Monday, March 19, 2012

#401:Night on Earth

(Jim Jarmusch, 1991)

I realized the other day that now that I have seen this film, I've seen every Jim Jarmusch movie except his most recent, The Limits of Control (which was very poorly received). This was a bit surprising to me, as I don't consider myself to be a huge fan of the director. In fact, Night on Earth is probably my favorite of his films, one of a number of movies in his career which features a series of short pieces loosely connected through place or theme (I watched another, Mystery Train, earlier this year). Night on Earth's gimmick is that every episode revolves around a taxi driver and a fare they pick up.
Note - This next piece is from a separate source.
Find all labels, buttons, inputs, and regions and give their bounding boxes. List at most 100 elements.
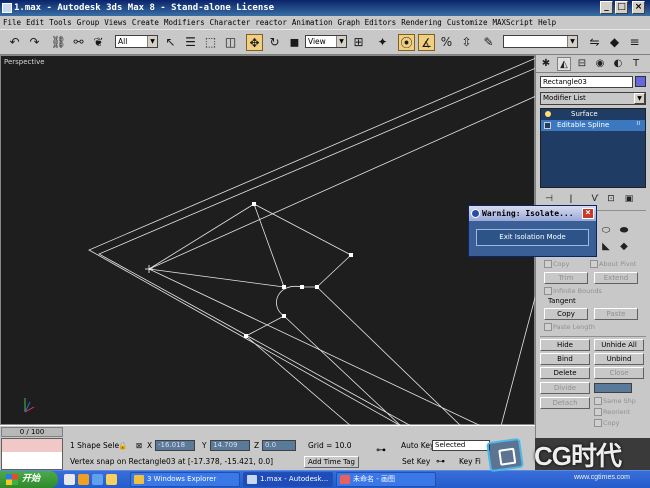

They also all happen at the exact same moment in five different cities across the world: Los Angeles, New York, Paris, Rome, and Helsinki.

It's inevitable with films like this that the viewer will compare the quality of each segment, but it's only the films that hold together that are able to transcend this game. Night on Earth did that for me, not just because I enjoyed all five of the segments but because their tones are all so different that they are able to exist as pieces of a whole instead of just vaguely connected vignettes (as was certainly the case with Jarmusch's fun but wildly uneven Coffee and Cigarettes). Though I liked the Los Angeles segment less than the others, each piece balanced the quirkiness of Jarmusch's POV with a well-earned emotional kick - whether it was comedic as in the Rome segment (where Roberto Benigni is actually funny!) or tragic as in the Helsinki finale. Though the ending of the Paris segment in particular is somewhat gimmicky, each story relies almost entirely on the ability of its inhabitants to connect with each other within the confines of the cab in simple and unassuming ways. The randomness of the contact these characters experience within each story serves to conversely reinforce the strength of the connection between all of the characters in the film, regardless of their location. Though this might seem to expand beyond the scope of the film's unambitious reach, the message is one of true humanism, binding all inhabitants of the night.

Jarmusch's work can certainly be like that: quietly impactful. But I think what surprised me most about having seen virtually his entire catalog was the idea that all these little movies I had caught here or there added up to such a staggering presence in American independent cinema. Jarmusch's films remind me that American film doesn't just rely on the overblown ridiculousness of Hollywood and the flashy artistic statements of auteurs like Tarantino and PT Anderson. It's actually not impossible to amass a body of work about human-level characters doing quiet things that, taken as a whole, speaks to the broad potential of the moving picture just as well as any ambitious epic.